國津神社 (都祁南之庄)


大和国山邊郡
奈良市都祁南之庄町485
(社前に路駐しました)

■祭神
大国魂命


奈良市東部の山村地帯、「都祁(つげ)」地方に数多く点在する國津神社の一社。同系統の九頭神社、葛神社も鎮座します。また明治の合祀令により失われたものも多くあります。
◎社伝によると、天録三年(972)に伊賀国阿拝郡の國津大明神を河内国高安郡へ遷す途中に当地で一時滞在したと。その際に社殿背後の山に座す御神体の「白石」が動かなくなったので、当地に社殿をこしらえ創建に至ったとのこと。
つまりその時にはすでに創祀はなされていたということに。都祁氏が奉斎していた霊石だったように思います。都祁氏は允恭朝(5~6世紀頃)に不敬があったため稲置姓に落とされ、凋落していきました。
◎伊賀国阿拝郡の「國津大明神」というのは、どの社の神を指すのか不明。名張郡には数多く国津神社が鎮座しますが。伊賀国一ノ宮である敢國神社が「國津神」とする表記が多く見られることから、そちらなのかもしれません。
◎一方、遷座させた河内国高安郡の方の社も不明。高安郡は渡来人が多く住み着いた地であるため、渡来人が拠点としていた痕跡が色濃く残ります。

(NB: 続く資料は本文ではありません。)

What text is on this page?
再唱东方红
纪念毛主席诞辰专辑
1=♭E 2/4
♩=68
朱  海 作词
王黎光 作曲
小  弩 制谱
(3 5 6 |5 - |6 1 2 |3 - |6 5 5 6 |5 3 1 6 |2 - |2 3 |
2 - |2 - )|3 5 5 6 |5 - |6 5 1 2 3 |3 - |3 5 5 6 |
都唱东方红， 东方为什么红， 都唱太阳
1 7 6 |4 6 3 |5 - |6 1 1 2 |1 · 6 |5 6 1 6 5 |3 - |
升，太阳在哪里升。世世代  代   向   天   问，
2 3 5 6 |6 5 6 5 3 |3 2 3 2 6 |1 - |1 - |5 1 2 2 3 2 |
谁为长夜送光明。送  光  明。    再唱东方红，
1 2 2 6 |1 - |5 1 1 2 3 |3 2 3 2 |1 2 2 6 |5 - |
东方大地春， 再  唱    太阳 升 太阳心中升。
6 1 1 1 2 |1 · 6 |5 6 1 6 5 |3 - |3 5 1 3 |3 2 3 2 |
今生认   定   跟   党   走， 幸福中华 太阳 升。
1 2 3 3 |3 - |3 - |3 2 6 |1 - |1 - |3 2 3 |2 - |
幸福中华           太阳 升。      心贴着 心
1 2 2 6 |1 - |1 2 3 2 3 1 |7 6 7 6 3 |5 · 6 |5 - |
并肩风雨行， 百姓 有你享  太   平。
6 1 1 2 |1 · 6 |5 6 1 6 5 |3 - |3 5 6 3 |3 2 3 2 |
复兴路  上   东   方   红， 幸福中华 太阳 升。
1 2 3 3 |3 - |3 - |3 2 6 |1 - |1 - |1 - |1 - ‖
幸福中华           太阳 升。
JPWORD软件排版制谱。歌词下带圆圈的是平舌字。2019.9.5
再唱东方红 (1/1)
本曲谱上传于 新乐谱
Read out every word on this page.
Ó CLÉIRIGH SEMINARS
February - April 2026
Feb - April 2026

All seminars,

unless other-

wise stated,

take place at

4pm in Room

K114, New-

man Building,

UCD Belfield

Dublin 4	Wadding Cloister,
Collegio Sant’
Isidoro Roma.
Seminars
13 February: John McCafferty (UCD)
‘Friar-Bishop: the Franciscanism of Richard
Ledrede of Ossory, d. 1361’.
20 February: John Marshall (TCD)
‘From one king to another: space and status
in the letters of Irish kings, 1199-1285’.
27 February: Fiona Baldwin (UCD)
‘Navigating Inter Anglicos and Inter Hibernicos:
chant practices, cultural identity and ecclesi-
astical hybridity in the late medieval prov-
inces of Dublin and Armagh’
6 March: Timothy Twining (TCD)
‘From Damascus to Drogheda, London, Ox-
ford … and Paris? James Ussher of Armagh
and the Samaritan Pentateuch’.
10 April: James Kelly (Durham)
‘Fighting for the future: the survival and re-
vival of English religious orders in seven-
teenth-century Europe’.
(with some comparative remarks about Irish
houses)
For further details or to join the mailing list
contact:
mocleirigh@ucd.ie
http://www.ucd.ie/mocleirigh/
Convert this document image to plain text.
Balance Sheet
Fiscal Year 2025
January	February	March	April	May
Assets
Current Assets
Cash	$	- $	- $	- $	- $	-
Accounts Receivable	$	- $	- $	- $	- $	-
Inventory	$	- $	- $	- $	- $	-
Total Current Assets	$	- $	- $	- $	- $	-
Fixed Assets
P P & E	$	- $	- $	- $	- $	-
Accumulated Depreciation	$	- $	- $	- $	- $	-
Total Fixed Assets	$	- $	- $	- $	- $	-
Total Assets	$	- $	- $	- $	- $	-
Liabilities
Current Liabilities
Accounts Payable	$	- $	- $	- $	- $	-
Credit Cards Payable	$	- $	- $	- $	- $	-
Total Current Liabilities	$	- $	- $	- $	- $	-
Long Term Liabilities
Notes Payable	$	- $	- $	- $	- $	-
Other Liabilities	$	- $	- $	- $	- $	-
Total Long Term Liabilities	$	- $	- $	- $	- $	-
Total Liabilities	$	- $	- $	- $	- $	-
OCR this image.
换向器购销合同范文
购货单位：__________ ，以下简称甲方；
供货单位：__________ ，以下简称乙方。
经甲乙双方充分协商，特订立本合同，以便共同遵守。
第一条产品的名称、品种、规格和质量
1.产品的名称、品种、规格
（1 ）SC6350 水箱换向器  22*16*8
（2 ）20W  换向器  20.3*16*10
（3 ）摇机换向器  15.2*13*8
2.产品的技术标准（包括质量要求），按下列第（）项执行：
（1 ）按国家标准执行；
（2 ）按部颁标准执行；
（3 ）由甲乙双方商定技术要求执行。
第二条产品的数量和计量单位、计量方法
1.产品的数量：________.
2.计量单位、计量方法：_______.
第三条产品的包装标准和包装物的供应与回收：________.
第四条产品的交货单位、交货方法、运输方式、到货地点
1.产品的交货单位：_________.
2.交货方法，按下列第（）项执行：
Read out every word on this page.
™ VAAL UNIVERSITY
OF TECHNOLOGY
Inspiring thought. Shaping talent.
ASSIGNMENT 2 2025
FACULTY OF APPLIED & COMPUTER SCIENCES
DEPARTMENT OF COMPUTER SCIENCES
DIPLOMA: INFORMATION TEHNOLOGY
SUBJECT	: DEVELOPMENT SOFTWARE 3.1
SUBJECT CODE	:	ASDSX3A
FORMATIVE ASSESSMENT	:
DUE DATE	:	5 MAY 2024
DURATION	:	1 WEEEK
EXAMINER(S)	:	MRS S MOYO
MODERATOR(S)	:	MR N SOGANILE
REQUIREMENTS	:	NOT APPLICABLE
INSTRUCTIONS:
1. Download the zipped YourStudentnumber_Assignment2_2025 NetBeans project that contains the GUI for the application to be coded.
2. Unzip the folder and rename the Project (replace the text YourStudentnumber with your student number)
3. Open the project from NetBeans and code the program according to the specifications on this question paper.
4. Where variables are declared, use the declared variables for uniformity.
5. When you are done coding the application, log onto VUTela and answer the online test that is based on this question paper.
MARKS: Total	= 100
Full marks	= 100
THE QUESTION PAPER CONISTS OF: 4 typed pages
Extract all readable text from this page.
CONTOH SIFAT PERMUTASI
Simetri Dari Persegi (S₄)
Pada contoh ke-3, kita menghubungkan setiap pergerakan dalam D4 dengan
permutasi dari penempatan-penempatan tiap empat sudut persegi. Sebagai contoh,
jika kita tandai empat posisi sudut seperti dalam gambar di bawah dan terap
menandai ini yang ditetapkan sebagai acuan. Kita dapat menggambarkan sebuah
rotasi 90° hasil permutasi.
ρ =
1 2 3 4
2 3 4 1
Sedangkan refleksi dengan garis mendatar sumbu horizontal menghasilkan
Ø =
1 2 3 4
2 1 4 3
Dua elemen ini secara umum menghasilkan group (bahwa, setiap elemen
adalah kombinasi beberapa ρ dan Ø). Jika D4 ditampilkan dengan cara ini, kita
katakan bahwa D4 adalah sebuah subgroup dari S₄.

なかでも天照大神高座神社は特に。「高安山」を日祀りの聖地として崇めていたという説も。都祁氏の関連でこの神社のことを指している可能性も考えています。
◎御神体の「白石」とは、背後の山にその群集(20体ほどという情報あり)があるとか。中腹には八王子神社が鎮座しているようです(いずれも未確認)。

*写真は2019年5月と2021年8月撮影のものとが混在しています。